The higher-impact findings came from reviewing several real-world open source projects:

Project Findings
MLflow 1 High-severity vulnerability
OpenEMR 1 High-severity vulnerability
FastenEMR 1 Critical vulnerability and 1 High-severity vulnerability
kotlin-web-site by JetBrains 1 high-severity vulnerability
teletraan by Pinterest 1 high-severity vulnerability

I also tested the agent on other open source repositories. Some of those reviews produced valid findings too, but most were lower-impact issues.

I think this distinction is important. Not every bug needs to be presented as critical, and not every finding has the same security impact. A useful vulnerability research workflow should help separate serious risks from minor issues.


Conclusion

With the right workflow, it can become a research partner that helps uncover deeper logic bugs and improve the security of real-world projects.

There is still a lot to improve, especially optimized the agent for big size project.

But the early results are promising.

For me, the most exciting part is not just that the agent found vulnerabilities.

It is that it helped turn vulnerability research into a more structured, explainable, and repeatable process.


Disclosure Timeline

Date Project Disclosure Channel Current Status
30 Apr 2026 FastenEMR GitHub Security Advisory Reported
05 May 2026 OpenEMR GitHub Security Advisory Reported
23 May 2026 kotlin-web-site by JetBrains GitHub Security Advisory Reported
23 May 2026 teletraan Bugcrowd Reported
24 May 2026 MLflow GitHub Security Advisory Reported
V
Varsha4h ago

This is a good reminder that security research is not just tool output. The reasoning part matters most: understanding the flow, asking what can break, and following weak signals until they turn into real bugs.

S

This is a useful direction because AI assisted vulnerability research gets much more interesting when it is reasoning through trust boundaries, not just pattern matching for suspicious code.

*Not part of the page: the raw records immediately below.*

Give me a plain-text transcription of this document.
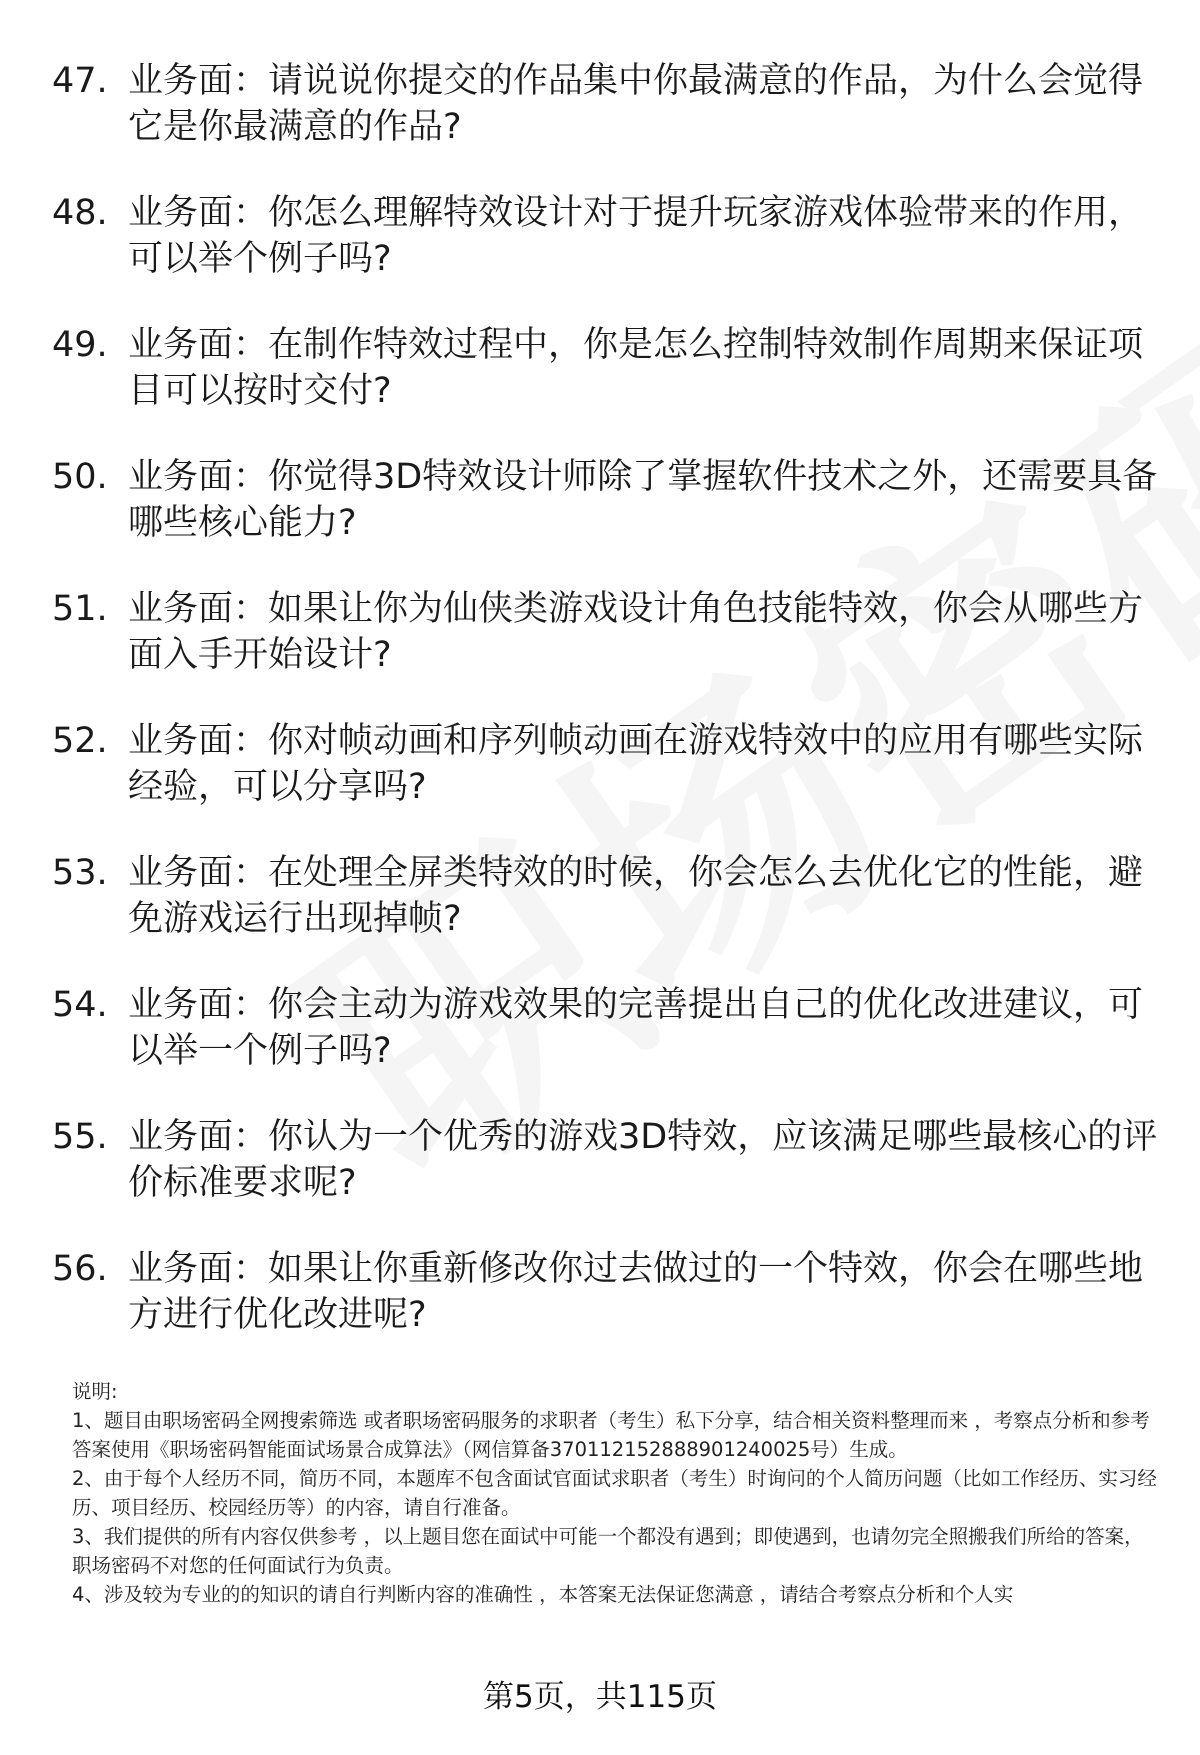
47. 业务面：请说说你提交的作品集中你最满意的作品，为什么会觉得它是你最满意的作品?
48. 业务面：你怎么理解特效设计对于提升玩家游戏体验带来的作用，可以举个例子吗?
49. 业务面：在制作特效过程中，你是怎么控制特效制作周期来保证项目可以按时交付?
50. 业务面：你觉得3D特效设计师除了掌握软件技术之外，还需要具备哪些核心能力?
51. 业务面：如果让你为仙侠类游戏设计角色技能特效，你会从哪些方面入手开始设计?
52. 业务面：你对帧动画和序列帧动画在游戏特效中的应用有哪些实际经验，可以分享吗?
53. 业务面：在处理全屏类特效的时候，你会怎么去优化它的性能，避免游戏运行出现掉帧?
54. 业务面：你会主动为游戏效果的完善提出自己的优化改进建议，可以举一个例子吗?
55. 业务面：你认为一个优秀的游戏3D特效，应该满足哪些最核心的评价标准要求呢?
56. 业务面：如果让你重新修改你过去做过的一个特效，你会在哪些地方进行优化改进呢?

说明:

1、题目由职场密码全网搜索筛选 或者职场密码服务的求职者（考生）私下分享，结合相关资料整理而来 ，考察点分析和参考答案使用《职场密码智能面试场景合成算法》（网信算备370112152888901240025号）生成。

2、由于每个人经历不同，简历不同，本题库不包含面试官面试求职者（考生）时询问的个人简历问题（比如工作经历、实习经历、项目经历、校园经历等）的内容，请自行准备。

3、我们提供的所有内容仅供参考 ，以上题目您在面试中可能一个都没有遇到；即使遇到，也请勿完全照搬我们所给的答案，职场密码不对您的任何面试行为负责。

4、涉及较为专业的的知识的请自行判断内容的准确性 ，本答案无法保证您满意 ，请结合考察点分析和个人实

第5页，共115页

A lot of tools can flag risky functions or known bug patterns. The harder part is understanding how data moves, where assumptions break, what input becomes trusted, and whether a bug is actually exploitable.

I also like the emphasis on responsible discovery. If AI agents make bug finding faster, the next bottleneck becomes validation, triage, disclosure, and giving maintainers reports they can actually act on.

The strongest AI security workflows probably won’t be fully autonomous. They’ll be researcher guided systems that help trace paths, test hypotheses, reduce manual review time, and document findings clearly.